Im Frühjahr 1976 wird die Datenfernübertragung durch eine Steuereinheit direkt mit der DVA verbunden, so daß die Gemeindeverwaltungen zum wesentlich billigeren Nachttarif die Daten zwischen 22.00 und 6.00 Uhr automatisch überspielen können.

Im Bereich Einwohnermeldewesen werden die Meldedaten derzeit noch beim zentralen Rechenzentrum über die TA 1000 erfaßt. Im Herbst 1975 soll auch hier Datenfernübertragung eingeführt werden.

B. Willert, Manager Operations and Techniques bei der Procter & Gamble GmbH,

Schwalbach

Procter & Gamble unterhält seit etwa eineinhalb Jahren RJE-Verbindungen mit Standleitungen zwischen der Hauptverwaltung und zwei Fabriken mit einem System IBM 370/135 mit Power/VS und 2780-kompatiblen Data-100-Terminals.

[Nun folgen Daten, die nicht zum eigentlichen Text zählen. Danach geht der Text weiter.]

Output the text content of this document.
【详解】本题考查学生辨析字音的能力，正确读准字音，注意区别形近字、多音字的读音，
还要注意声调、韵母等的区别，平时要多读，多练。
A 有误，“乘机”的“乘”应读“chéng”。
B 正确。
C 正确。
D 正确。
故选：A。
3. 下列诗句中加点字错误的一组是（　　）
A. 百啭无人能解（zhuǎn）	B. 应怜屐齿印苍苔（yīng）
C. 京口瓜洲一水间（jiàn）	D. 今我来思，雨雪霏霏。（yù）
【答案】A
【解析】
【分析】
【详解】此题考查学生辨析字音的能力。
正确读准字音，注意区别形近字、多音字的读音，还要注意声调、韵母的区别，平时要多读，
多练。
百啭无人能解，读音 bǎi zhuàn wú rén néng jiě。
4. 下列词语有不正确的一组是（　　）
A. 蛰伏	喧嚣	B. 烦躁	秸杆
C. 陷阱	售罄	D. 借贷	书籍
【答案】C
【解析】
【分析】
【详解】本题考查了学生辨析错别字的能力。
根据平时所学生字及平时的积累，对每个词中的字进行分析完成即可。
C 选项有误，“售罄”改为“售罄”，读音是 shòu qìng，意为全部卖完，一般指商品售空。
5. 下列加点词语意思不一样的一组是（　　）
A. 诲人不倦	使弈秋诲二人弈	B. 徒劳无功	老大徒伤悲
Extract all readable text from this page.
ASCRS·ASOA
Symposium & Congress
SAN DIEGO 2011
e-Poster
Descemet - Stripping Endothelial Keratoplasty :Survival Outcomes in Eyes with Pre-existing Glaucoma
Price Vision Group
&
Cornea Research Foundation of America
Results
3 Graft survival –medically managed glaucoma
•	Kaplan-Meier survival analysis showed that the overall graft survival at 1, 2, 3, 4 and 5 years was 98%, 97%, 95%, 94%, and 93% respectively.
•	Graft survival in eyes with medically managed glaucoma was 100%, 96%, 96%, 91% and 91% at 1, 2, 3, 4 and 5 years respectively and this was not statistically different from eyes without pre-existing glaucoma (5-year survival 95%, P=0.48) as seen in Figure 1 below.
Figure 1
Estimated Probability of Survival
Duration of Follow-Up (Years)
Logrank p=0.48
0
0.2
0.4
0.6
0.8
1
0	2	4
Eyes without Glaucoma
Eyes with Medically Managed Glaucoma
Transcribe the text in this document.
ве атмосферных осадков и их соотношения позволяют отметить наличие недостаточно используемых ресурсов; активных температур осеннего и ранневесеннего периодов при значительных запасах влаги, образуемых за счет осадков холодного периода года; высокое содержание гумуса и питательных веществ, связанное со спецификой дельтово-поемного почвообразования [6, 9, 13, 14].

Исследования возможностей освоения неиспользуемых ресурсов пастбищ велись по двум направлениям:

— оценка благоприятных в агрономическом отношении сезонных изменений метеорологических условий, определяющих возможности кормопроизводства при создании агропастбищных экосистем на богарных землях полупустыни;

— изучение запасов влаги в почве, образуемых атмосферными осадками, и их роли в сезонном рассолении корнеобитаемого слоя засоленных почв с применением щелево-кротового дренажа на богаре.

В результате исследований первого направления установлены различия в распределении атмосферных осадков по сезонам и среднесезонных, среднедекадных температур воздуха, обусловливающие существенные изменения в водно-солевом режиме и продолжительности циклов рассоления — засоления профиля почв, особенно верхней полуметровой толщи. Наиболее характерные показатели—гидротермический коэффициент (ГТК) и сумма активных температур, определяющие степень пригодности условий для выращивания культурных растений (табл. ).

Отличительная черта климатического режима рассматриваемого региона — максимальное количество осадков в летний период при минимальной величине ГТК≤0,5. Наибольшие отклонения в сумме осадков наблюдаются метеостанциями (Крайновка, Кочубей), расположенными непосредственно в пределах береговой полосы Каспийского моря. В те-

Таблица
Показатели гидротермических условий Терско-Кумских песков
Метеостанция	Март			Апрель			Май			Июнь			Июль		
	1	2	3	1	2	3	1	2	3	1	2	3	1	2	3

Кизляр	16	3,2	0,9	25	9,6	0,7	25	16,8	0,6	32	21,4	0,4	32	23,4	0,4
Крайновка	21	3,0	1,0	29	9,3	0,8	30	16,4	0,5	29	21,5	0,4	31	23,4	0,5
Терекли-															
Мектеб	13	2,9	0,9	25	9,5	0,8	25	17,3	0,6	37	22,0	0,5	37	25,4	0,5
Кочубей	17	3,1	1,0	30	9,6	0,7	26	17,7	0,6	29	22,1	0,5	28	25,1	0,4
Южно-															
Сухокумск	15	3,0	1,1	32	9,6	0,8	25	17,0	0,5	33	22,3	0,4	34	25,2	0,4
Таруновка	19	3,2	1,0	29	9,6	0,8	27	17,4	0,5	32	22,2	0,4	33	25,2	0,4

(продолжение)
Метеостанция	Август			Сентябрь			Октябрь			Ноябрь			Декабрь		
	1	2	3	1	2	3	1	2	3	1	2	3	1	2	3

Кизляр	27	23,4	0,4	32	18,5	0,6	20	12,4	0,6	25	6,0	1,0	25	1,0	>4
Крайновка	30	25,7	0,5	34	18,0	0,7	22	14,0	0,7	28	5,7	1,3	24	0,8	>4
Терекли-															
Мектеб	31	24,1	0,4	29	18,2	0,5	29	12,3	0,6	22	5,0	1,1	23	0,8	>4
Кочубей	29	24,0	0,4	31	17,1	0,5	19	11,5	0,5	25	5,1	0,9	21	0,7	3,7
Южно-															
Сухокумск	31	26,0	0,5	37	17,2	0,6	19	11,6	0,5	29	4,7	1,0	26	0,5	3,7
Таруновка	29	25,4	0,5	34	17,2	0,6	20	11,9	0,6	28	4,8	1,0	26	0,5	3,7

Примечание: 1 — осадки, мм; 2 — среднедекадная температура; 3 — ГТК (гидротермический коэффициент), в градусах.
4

Wählverbindungen werden beim Zugriff auf Time Sharing-Service benutzt.

Bei der RJE-Planung stand zur Diskussion, ob zwei Wählverbindungen, zwei Mietleitungen oder eine Miet- und eine Wählleitung realisiert werden sollte. Aufgrund der Vorschriften der Deutschen Bundespost und der Struktur der Leitungskosten erwies sich die gemischte Lösung als weniger sinnvoll und wirtschaftlich. Aus Kostengründen fiel die Entscheidung zugunsten der Mietleistung. Dabei wurde angenommen, daß Standverbindungen komfortabler und ebenso zuverlässig wie Wählleitungen sind. Die bisherige Erfahrung mit den Mietleitungen (zwei Ausfälle in 18 Monaten) und Wählverbindungen bestätigt diese Annahme. Kürzlich wurde - wiederum unter dem Kostenaspekt - eine Umstellung auf HfD vorgenommen, ohne daß dies in der Operation bemerkbar wäre.